The National Walleye Tour will be on Green Bay in Door County, WI June 23-24. Fish should be easy to come by using a variety of techniques, including this one which a few pros know about but many anglers don’t.
Paul Meleen, 2010 FLW Walleye Tour Angler of the Year, owns The Lodge at Leathem Smith on Green Bay, which will be the headquarters for the NWT tournament. One of his favorite techniques this time of year centers on suspended fish.
He works “inside out.” He starts on the shallow, inside corners of points and islands. Then he works his way off the front end of structure over deep water, and keeps his bait at the same depth he caught walleyes at on the structure. Call ‘em front-end suspended walleyes.
Don’t fish below the thermocline
“Most anglers miss out because they fish in too small of a box,” he says. “For example, if they’re targeting suspended fish off structure — points or sunken islands — most fishermen assume that when they lose contact with aggressive fish feeding on top, it’s because the fish moved into deeper water.

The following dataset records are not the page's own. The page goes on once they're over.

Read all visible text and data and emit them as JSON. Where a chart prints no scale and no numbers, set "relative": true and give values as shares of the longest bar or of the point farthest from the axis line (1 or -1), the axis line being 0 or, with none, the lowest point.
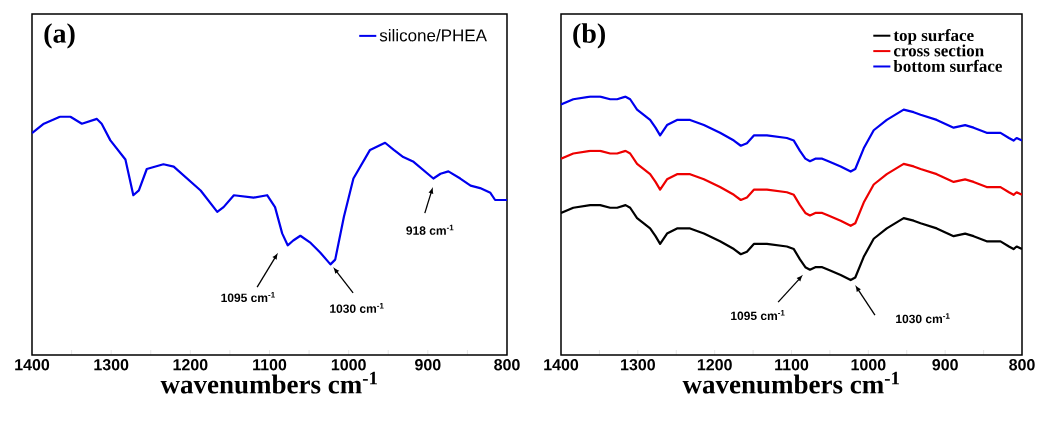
{
  "chart_data": [
    {
      "type": "line",
      "title": "(a)",
      "xlabel": "wavenumbers cm$^{-1}$",
      "relative": true,
      "legend": "top right",
      "marker": "none",
      "line_style": "solid",
      "xlim": [
        1400,
        800
      ],
      "xticks": [
        1400,
        1300,
        1200,
        1100,
        1000,
        900,
        800
      ],
      "x": [
        1400,
        1385,
        1364,
        1352,
        1337,
        1318,
        1312,
        1301,
        1282,
        1272,
        1265,
        1255,
        1234,
        1221,
        1187,
        1166,
        1158,
        1145,
        1120,
        1103,
        1093,
        1084,
        1077,
        1070,
        1061,
        1048,
        1036,
        1023,
        1017,
        1006,
        994,
        973,
        954,
        943,
        931,
        918,
        893,
        884,
        874,
        859,
        846,
        834,
        821,
        815,
        811,
        800
      ],
      "series": [
        {
          "name": "silicone/PHEA",
          "color": "#0000ee",
          "values": [
            0.93,
            0.97,
            1.0,
            1.0,
            0.97,
            0.99,
            0.97,
            0.9,
            0.82,
            0.67,
            0.69,
            0.78,
            0.8,
            0.79,
            0.69,
            0.6,
            0.62,
            0.67,
            0.66,
            0.67,
            0.62,
            0.51,
            0.46,
            0.48,
            0.5,
            0.47,
            0.43,
            0.38,
            0.4,
            0.58,
            0.74,
            0.86,
            0.89,
            0.86,
            0.83,
            0.81,
            0.74,
            0.76,
            0.77,
            0.74,
            0.71,
            0.7,
            0.68,
            0.65,
            0.65,
            0.65
          ]
        }
      ],
      "annotations": [
        "1095 cm$^{-1}$",
        "1030 cm$^{-1}$",
        "918 cm$^{-1}$"
      ]
    },
    {
      "type": "line",
      "title": "(b)",
      "xlabel": "wavenumbers cm$^{-1}$",
      "relative": true,
      "legend": "top right",
      "marker": "none",
      "line_style": "solid",
      "xlim": [
        1400,
        800
      ],
      "xticks": [
        1400,
        1300,
        1200,
        1100,
        1000,
        900,
        800
      ],
      "x": [
        1400,
        1384,
        1362,
        1349,
        1336,
        1327,
        1316,
        1310,
        1301,
        1284,
        1277,
        1271,
        1262,
        1249,
        1232,
        1214,
        1193,
        1175,
        1166,
        1158,
        1149,
        1132,
        1106,
        1097,
        1089,
        1082,
        1076,
        1069,
        1060,
        1052,
        1036,
        1023,
        1017,
        1006,
        993,
        976,
        954,
        941,
        932,
        911,
        889,
        874,
        863,
        846,
        828,
        817,
        811,
        807,
        800
      ],
      "series": [
        {
          "name": "top surface",
          "color": "#000000",
          "values": [
            0.55,
            0.57,
            0.58,
            0.58,
            0.57,
            0.57,
            0.58,
            0.57,
            0.53,
            0.49,
            0.46,
            0.43,
            0.47,
            0.49,
            0.49,
            0.47,
            0.44,
            0.41,
            0.39,
            0.4,
            0.43,
            0.43,
            0.42,
            0.41,
            0.37,
            0.34,
            0.33,
            0.34,
            0.34,
            0.33,
            0.31,
            0.29,
            0.3,
            0.38,
            0.45,
            0.49,
            0.53,
            0.52,
            0.51,
            0.49,
            0.46,
            0.47,
            0.46,
            0.44,
            0.44,
            0.42,
            0.41,
            0.42,
            0.41
          ]
        },
        {
          "name": "cross section",
          "color": "#ee0000",
          "values": [
            0.76,
            0.78,
            0.79,
            0.79,
            0.78,
            0.78,
            0.79,
            0.78,
            0.74,
            0.7,
            0.67,
            0.64,
            0.68,
            0.7,
            0.7,
            0.68,
            0.65,
            0.62,
            0.6,
            0.61,
            0.64,
            0.64,
            0.63,
            0.62,
            0.58,
            0.55,
            0.54,
            0.55,
            0.55,
            0.54,
            0.52,
            0.5,
            0.51,
            0.59,
            0.66,
            0.7,
            0.74,
            0.73,
            0.72,
            0.7,
            0.67,
            0.68,
            0.67,
            0.65,
            0.65,
            0.63,
            0.62,
            0.63,
            0.62
          ]
        },
        {
          "name": "bottom surface",
          "color": "#0000ee",
          "values": [
            0.97,
            0.99,
            1.0,
            1.0,
            0.99,
            0.99,
            1.0,
            0.99,
            0.95,
            0.91,
            0.88,
            0.85,
            0.89,
            0.91,
            0.91,
            0.89,
            0.86,
            0.83,
            0.81,
            0.82,
            0.85,
            0.85,
            0.84,
            0.83,
            0.79,
            0.76,
            0.75,
            0.76,
            0.76,
            0.75,
            0.73,
            0.71,
            0.72,
            0.8,
            0.87,
            0.91,
            0.95,
            0.94,
            0.93,
            0.91,
            0.88,
            0.89,
            0.88,
            0.86,
            0.86,
            0.84,
            0.83,
            0.84,
            0.83
          ]
        }
      ],
      "annotations": [
        "1095 cm$^{-1}$",
        "1030 cm$^{-1}$"
      ]
    }
  ]
}
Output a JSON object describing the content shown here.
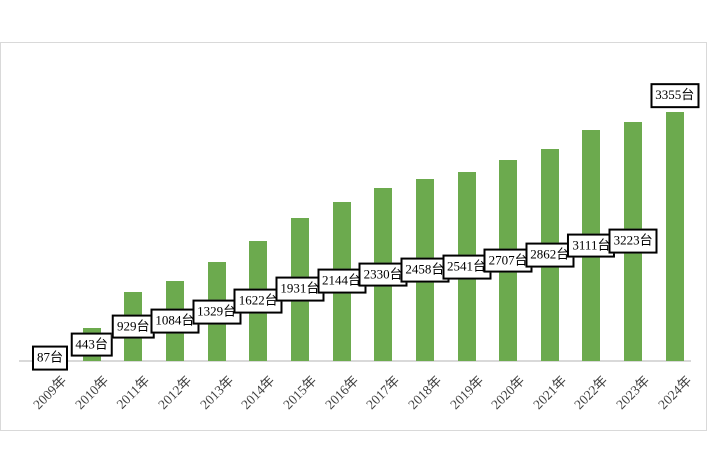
{
  "chart_data": {
    "type": "bar",
    "title": "",
    "xlabel": "",
    "ylabel": "",
    "categories": [
      "2009年",
      "2010年",
      "2011年",
      "2012年",
      "2013年",
      "2014年",
      "2015年",
      "2016年",
      "2017年",
      "2018年",
      "2019年",
      "2020年",
      "2021年",
      "2022年",
      "2023年",
      "2024年"
    ],
    "values": [
      87,
      443,
      929,
      1084,
      1329,
      1622,
      1931,
      2144,
      2330,
      2458,
      2541,
      2707,
      2862,
      3111,
      3223,
      3355
    ],
    "data_labels": [
      "87台",
      "443台",
      "929台",
      "1084台",
      "1329台",
      "1622台",
      "1931台",
      "2144台",
      "2330台",
      "2458台",
      "2541台",
      "2707台",
      "2862台",
      "3111台",
      "3223台",
      "3355台"
    ],
    "unit_suffix": "台",
    "ylim": [
      0,
      3500
    ],
    "grid": false,
    "legend": false,
    "colors": {
      "bar": "#6caa4e",
      "axis_line": "#d9d9d9",
      "frame_border": "#d9d9d9",
      "label_box_bg": "#ffffff",
      "label_box_border": "#000000",
      "label_text": "#000000",
      "tick_text": "#3f3f3f"
    },
    "layout_hints": {
      "data_label_position": "inside-center of each bar, last year label above bar top",
      "x_tick_rotation_deg": 45
    }
  }
}
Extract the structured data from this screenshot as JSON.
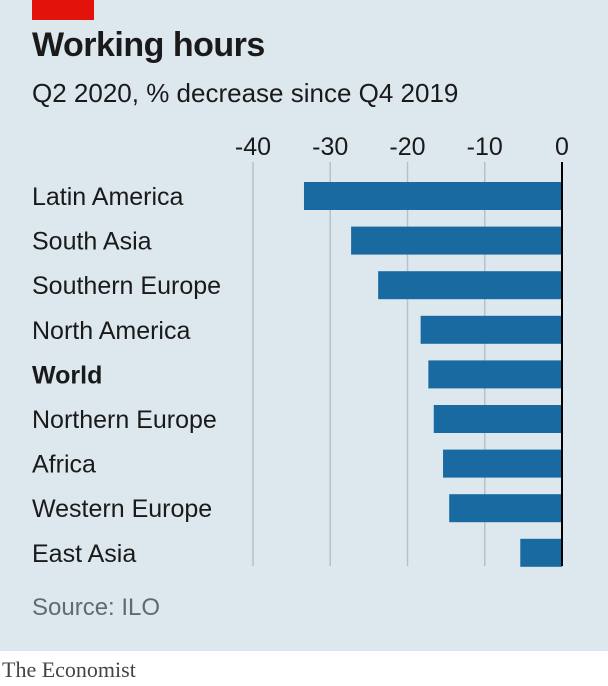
{
  "header": {
    "title": "Working hours",
    "subtitle": "Q2 2020, % decrease since Q4 2019"
  },
  "footer": {
    "source": "Source: ILO",
    "publisher": "The Economist"
  },
  "colors": {
    "background": "#dde7ee",
    "bar": "#1a6aa2",
    "accent": "#e3120b",
    "gridline": "#b5c2cb",
    "zero_line": "#000000"
  },
  "chart_data": {
    "type": "bar",
    "orientation": "horizontal",
    "title": "Working hours",
    "subtitle": "Q2 2020, % decrease since Q4 2019",
    "categories": [
      "Latin America",
      "South Asia",
      "Southern Europe",
      "North America",
      "World",
      "Northern Europe",
      "Africa",
      "Western Europe",
      "East Asia"
    ],
    "values": [
      -33.4,
      -27.3,
      -23.8,
      -18.3,
      -17.3,
      -16.6,
      -15.4,
      -14.6,
      -5.4
    ],
    "highlight": [
      "World"
    ],
    "xlim": [
      -40,
      0
    ],
    "xticks": [
      -40,
      -30,
      -20,
      -10,
      0
    ],
    "tick_labels": [
      "-40",
      "-30",
      "-20",
      "-10",
      "0"
    ],
    "xaxis_position": "top",
    "grid": true,
    "source": "Source: ILO"
  }
}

“What actually happens in June, July and into August is those walleyes will maintain the same depth (say 20-25’) at which they were feeding, but move out over deeper water. They don’t move down. They will stay at a consistent traveling depth to conserve energy and intercept prey.”
Given that a well-defined thermocline has typically developed on most large bodies of water by mid-summer, this fish behavior shouldn’t come as a surprise. Still, many fishermen never consider that the water below the break is cold, holds little oxygen and is no place a walleye wants to be.
“Most guys will catch a few active fish on a deep point or sunken island, but immediately think they have to move down to the breakline when the action dies,” he says. “Instead, watch your electronics and move to the front end of the structure and out a good distance. More often than not, you’ll find pods of fish that move in and out from the structure to feed, and then rest at the same depth, suspended just above the thermocline.”
How he does it
Meleen starts his “inside-out” approach by moving the boat slowly over the windward side of the structure, dropping jig and live-bait combos to pick up aggressively-feeding walleyes.
When the action slows, he moves farther out, increasing boat speed to 1.0-1.5 mph and switching to a crawler harness or crankbait. He still fishes his baits at the depth walleyes were pinpointed at on the structure, over water as deep as 30′, 40′, even 100’.
To determine his presentation, Meleen looks at many things, including water temperature, where the forage base is in the water column, wind and sun explosure.
“I spend a lot of time pulling cranks. I’m a big Husky Jerk fan — glass and balsa Shad Raps too. At times I’ll use lead-core and floaters with rattles. I like Rapala products because if you’re fighting the elements and have two or three people in the boat, there’s no time to tune everybody’s crankbaits to run true. These baits are good to go right out of the box,” says Meleen.
“Today’s tournament approach has everybody focusing on the little humps that have one, two, three good fish on them. But the bigger pieces of structure may have several fish-holding spots: a little drop, sand and weed transitions, cups, etc. Then, where the structure drops off you can intercept both the walleyes that are leaving and the ones that are arriving to feed.
“You might have dozens of fish traveling in an out off the structure. Fish are on their own schedule. Working laterally out from the structure at the same depth gives you some additional opportunities.”